Endemic vs. Outbreak
Going one step further, an endemic disease can cause an outbreak, and an outbreak can occur anywhere. Last summer’s dengue outbreak in Hawaii is one example. Dengue fever is endemic to specific locales of Africa, Central and South America, and the Caribbean. Mosquitoes in these zones convey dengue fever and send it from individual to individual. But in 2019 there was a dengue outbreak in Hawaii, where the disease is not endemic. It is believed that an infected person visited the Big Island and was bitten by mosquitoes there. The insects then transferred the disease to other individuals who bit, causing an outbreak.
You can see why these terms are so easy to get confused. They are all interrelated and there is a natural ebb and flow between them as treatments become available and control measures are implemented, or when outbreaks occur and the disease begins to spread.
Frequently asked questions (FAQs)
1. Do I need to take special home precautions during the coronavirus disease pandemic?
Dust containers should be lined with plastic bags and the bags tied before throwing.
Use a diluted solution (1 part household bleach to 99 parts water) once a day to clean the bathroom, toilet, surface tables, bed frames and other bedroom furniture by the bed.
Put used laundry in a laundry bag. Do not shake soiled laundry and avoid direct contact with skin and clothing with the contaminated material.
Wash clothes, bed linen, bath towels, etc. with normal detergent and water or wash them at 60-90 ° C with a normal household detergent and dry them thoroughly.
2. What are good foods during the COVID-19 pandemic?
You ought to eat an assortment of new and natural nourishments consistently to get the nutrients, minerals, fiber, proteins, and cell reinforcements your body needs. Drink enough water. Eat fruits, vegetables, legumes (e.g. lentils, beans), nuts, and whole grains (e.g.natural corn, millet, oats, wheat, earthy colored rice, or bland tubers or roots, for example, potatoes, sweet potato, taro, or cassava) and nourishments from creature sources, (for example, meat, fish, eggs, and milk). For snacks, pick crude vegetables and new organic products as opposed to food sources high in sugar, fat, or salt.

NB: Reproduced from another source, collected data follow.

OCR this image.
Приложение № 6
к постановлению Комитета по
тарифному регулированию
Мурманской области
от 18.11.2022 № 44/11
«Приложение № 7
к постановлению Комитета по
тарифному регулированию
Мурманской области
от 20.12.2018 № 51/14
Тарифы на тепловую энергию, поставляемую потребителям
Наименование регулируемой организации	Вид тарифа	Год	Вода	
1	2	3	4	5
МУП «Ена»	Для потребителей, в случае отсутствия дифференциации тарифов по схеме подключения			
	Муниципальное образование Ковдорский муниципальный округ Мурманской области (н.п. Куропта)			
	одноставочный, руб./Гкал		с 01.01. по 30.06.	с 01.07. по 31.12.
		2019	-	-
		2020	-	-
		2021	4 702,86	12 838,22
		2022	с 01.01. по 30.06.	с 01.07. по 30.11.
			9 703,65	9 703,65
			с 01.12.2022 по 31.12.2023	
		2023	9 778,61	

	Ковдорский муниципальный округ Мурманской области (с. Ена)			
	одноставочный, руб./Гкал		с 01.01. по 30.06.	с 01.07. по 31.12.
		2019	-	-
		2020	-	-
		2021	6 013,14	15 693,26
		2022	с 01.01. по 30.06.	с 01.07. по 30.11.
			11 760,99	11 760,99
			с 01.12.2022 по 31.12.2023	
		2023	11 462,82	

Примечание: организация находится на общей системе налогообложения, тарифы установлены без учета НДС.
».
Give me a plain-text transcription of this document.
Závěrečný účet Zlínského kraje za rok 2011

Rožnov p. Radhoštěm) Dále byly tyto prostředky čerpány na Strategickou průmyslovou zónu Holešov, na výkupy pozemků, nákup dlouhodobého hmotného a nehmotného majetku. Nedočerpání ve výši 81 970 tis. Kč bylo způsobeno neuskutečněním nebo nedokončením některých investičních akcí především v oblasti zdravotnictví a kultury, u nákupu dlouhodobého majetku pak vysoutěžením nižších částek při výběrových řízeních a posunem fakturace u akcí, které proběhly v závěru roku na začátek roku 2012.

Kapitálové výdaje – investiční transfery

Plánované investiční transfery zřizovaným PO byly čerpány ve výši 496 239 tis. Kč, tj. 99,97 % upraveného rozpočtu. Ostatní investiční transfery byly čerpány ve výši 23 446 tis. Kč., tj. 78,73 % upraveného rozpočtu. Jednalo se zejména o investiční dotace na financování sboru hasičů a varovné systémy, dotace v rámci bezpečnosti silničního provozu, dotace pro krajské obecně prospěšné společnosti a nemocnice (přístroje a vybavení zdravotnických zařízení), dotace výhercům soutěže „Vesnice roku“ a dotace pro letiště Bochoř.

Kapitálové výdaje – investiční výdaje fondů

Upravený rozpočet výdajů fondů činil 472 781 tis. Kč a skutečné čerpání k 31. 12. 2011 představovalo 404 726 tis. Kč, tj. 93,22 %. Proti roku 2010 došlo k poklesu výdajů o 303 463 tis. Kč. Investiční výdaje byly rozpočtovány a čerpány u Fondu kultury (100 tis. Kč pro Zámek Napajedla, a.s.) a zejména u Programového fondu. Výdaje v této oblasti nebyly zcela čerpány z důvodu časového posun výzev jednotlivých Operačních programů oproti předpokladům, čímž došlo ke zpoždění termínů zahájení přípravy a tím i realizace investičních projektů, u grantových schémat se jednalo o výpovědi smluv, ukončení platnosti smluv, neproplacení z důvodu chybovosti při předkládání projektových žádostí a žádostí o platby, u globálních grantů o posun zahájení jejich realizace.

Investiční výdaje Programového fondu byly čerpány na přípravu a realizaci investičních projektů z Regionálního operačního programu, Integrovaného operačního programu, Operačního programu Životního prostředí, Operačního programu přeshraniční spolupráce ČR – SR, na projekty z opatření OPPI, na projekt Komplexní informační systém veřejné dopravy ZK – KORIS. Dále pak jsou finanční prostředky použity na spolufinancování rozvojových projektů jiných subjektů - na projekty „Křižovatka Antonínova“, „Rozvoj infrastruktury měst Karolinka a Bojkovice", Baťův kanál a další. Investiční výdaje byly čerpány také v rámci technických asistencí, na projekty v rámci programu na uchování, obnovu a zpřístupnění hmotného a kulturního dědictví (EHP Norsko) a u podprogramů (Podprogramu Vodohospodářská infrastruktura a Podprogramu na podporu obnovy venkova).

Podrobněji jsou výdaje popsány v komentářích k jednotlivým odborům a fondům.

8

3. What is Coronavirus Disease Pandemic Surveillance?
It is a series of techniques used to determine the source of the disease and other factors that contribute to the spread of the disease. It is also used to identify infected people, the conditions of the spread of diseases and how they spread, and requires the cooperation of all members of society to provide the information needed by each team.